I must also apologize for my writing which deteriorates rapidly as a letter proceeds. But I hope some of this is legible. I knew about my Aunt Jane's proposed move. I was in Rottingdean for a night or two recently. I have only just, late last night, come back from a 500 mile journey inspecting farms and estates in Lincolnshire, Cambridge, and Leicestershire. And my head is dizzy with statistics, and machinery, and crops, and farmers of all sorts. I am sure that would amuse my aunt Jane mightily. But we have a curious assortment of jobs to do and "dons" are not in fact always quite what popular legend depicts. Of course it is no part of the job of a professor of English, but it is part of a fellow of Merton's task. In all my life I have only once before penetrated Lincolnshire (briefly and about 49 years ago). The experience was astonishing. I managed to spend a little while in the Minster, but I am afraid (there the donnishness comes out) my most pungent memory is of a card over the remains of the tomb of Little Saint Hugh (the supposed martyr) stating that his story was told by Chaucer in The Prior's Tale! Unless Lincoln is in Asia that can hardly be true, nor could the card have been written by anyone who had read the tale. And leading from that I am lost in wonder why you should have to write out the greater part of the Prologue (a much over-rated piece anyway, and inferior to Chaucer's best work). One wonders if people ever really get beyone the Prologue - so much that is said or written about that rather elusive bloke only applies to the Prologue (if to anything). Don't let the Geog. mistress get hold of this document! Though I refrain from saying what I personally feel about G. as a subject. I am sorry I have never seen you (though I have often heard of you all); and I have not seen your father for ages. But perhaps that may be amended . . . "

"As for the "bibliography" of the Hobbit. Have you, and now have got hold of an American edition, which is prohibited from sale in this country? In this country there are four. (1) the original with no plates (2) the 2nd with four (of five) (3) reprint with only [?] coloured frontispiece and (4) Foyle's Childrens Library with no maps and pictures that are in text. The American Edition is large, fat and has a coloured picture of the Eagle's Eyrie, but omits the coloured picture of Bilbo on the barrel."

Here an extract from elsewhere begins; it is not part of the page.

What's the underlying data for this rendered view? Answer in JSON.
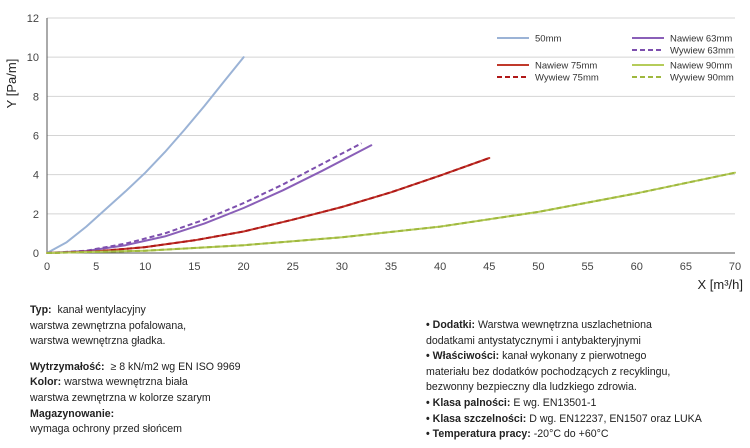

Tolkien had his first experience of dealing with publishers and printers with The Hobbit, and it was not an entirely happy one. His own working methods were painstaking, and painfully slow, and over the years Allen & Unwin proved patient; however, anything other than perfection was bound to upset Tolkien. He continually revised and checked both the geography and the chronology of his mythical world - a process which was to lead to vast difficulties when applied to the considerably longer Lord of the Rings - and drew detailed maps in order to verify his own work. Humphrey Carpenter, in his biography of Tolkien, explains that " . . . his scheme of having the general map as an endpaper and Thror's map placing within the text of Chapter One was not followed. The publishers had decided that both maps should be used as endpapers, and in consequence his plan for 'invisible lettering', which would appear when Thror's map was held up to the light, had to be abandoned."

Tolkien's Aunt Jane, whose move he mentions, was his mother's younger sister. She lived for some years on a farm in Worcestershire, known locally as "Bag End", a name which was then used in The Hobbit.